Middle Class Adulting {Now vs. Then}


As a 30-something-year-old, I can honestly say adulting is hard, and being in the middle class isn’t all it’s cracked up to be. I came across an article while researching generations at work, putting myself and others in my age group into this stereotyped notion of lazy Millennials (I’m technically a Xennial), saying we’re incapable of doing what our parents did before us. I was completely offended.

While I may not be functioning at my best, this adulting gig is rough. I was also reminded of the same conversation I have with my mom over and over, as the times literally have changed and there just seems to be more adulting to do.

So, for anyone else in a position to judge and question people in my boat, let me just put a few thoughts out there about what adulting is like “now” vs. “then.”


I ran into a quote recently stating that we expect moms to work as if they don’t have kids, and parent as if they don’t have jobs. Well, this couldn’t ring truer because leaning in can only get you so far, and the amount that’s left to make up for can be quite a gap to fill. So how do we do it? By letting something suffer, or not be done as well as we’d like, or with the weight of mom guilt weighing so heavy.

I have four jobs. Three are contract or limited scope and one is my “real” job – the one that counts. Juggling these many hats, many thought processes, and quite frankly, competing priorities is a challenge. As a family, we have accepted this challenge, including my husband and I working opposite timeframes (me more in the day, he more in the evenings) to avoid the cost of childcare because who wants a second mortgage? Mind you, yes, we could scale back, and yes, we do have his family overseas adding in additional expenses and travel, but maintaining our lifestyle means we work. We work hard and we work a lot but thank goodness for my parents who help us in the middle of all of this!
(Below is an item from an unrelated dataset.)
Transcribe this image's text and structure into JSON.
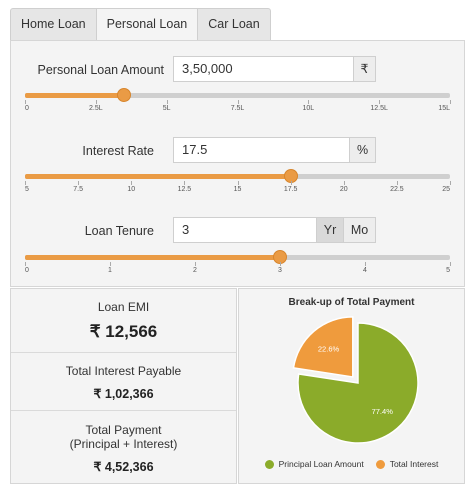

Raise your hand for each of the following you do: dishes, wash laundry, fold laundry, sort/put away laundry (yes, those three things count as three separate jobs in our house), schedule the doctor appointments, pay the bills, add coupons to your online account and/or order your groceries (I’m the weirdo non-converter that still loves to grocery shop at the store), remember which toys go with which sets (and who it came from for that matter), know what you’re currently out of or soon-to-be in the pantry, etc, etc. The mental load we carry can not be summed up in this brief blog. There are so many things we do with our split responsibilities and keep in mind, there are bills and doctors we have now that simply didn’t exist 30 years ago. My parents didn’t have cell phones, a specialist or counselor for EVERYTHING (seriously – not sure how we survived…), and keeping track of all of the logins and passwords alone is a full-time job.

My mom didn’t work out of the house, so there’s that, too. Yet, my mom didn’t play with me all the time, nor was she expected to. Adulting now comes with the burden of teaching kids everything they need to know before entering preschool as an expectation. There are “screen time rules” now, too (maybe that’s ok, as I’m still nervous to get on escalators thanks to Rescue 911). My mom home cooked our food, but I had my fair share of hot dogs, SpaghettiOs and Kid Cuisine meals (and I guarantee my mom didn’t have to feel bad about this or even check the label once for GMOs). And as a young kindergartener, I was allowed to run to the neighbor’s house two doors down unattended. Now, we can’t even let our kids play in the yard without us being there. It’s simply different.

Without going too far down the rabbit hole, the “times” have changed since our parents raised us, and I think this is what affects my adulting the most. No matter your views, I think we can all agree that watching the news is scary, saddening and downright frustrating. No matter what we are doing as parents, we are doing it wrong, too much, not enough. The world seems to be stacked against our kids (standardized testing, limited recess times, etc.), stacked against us (non-standardized and minimal parental leave, childcare costs, afterschool programming costs, etc.), and there is just more to worry about. Yes, we’ve done this to ourselves with social media and we do know more now.

But seriously, lay off us Millennials/Xennials – I promise we’re trying.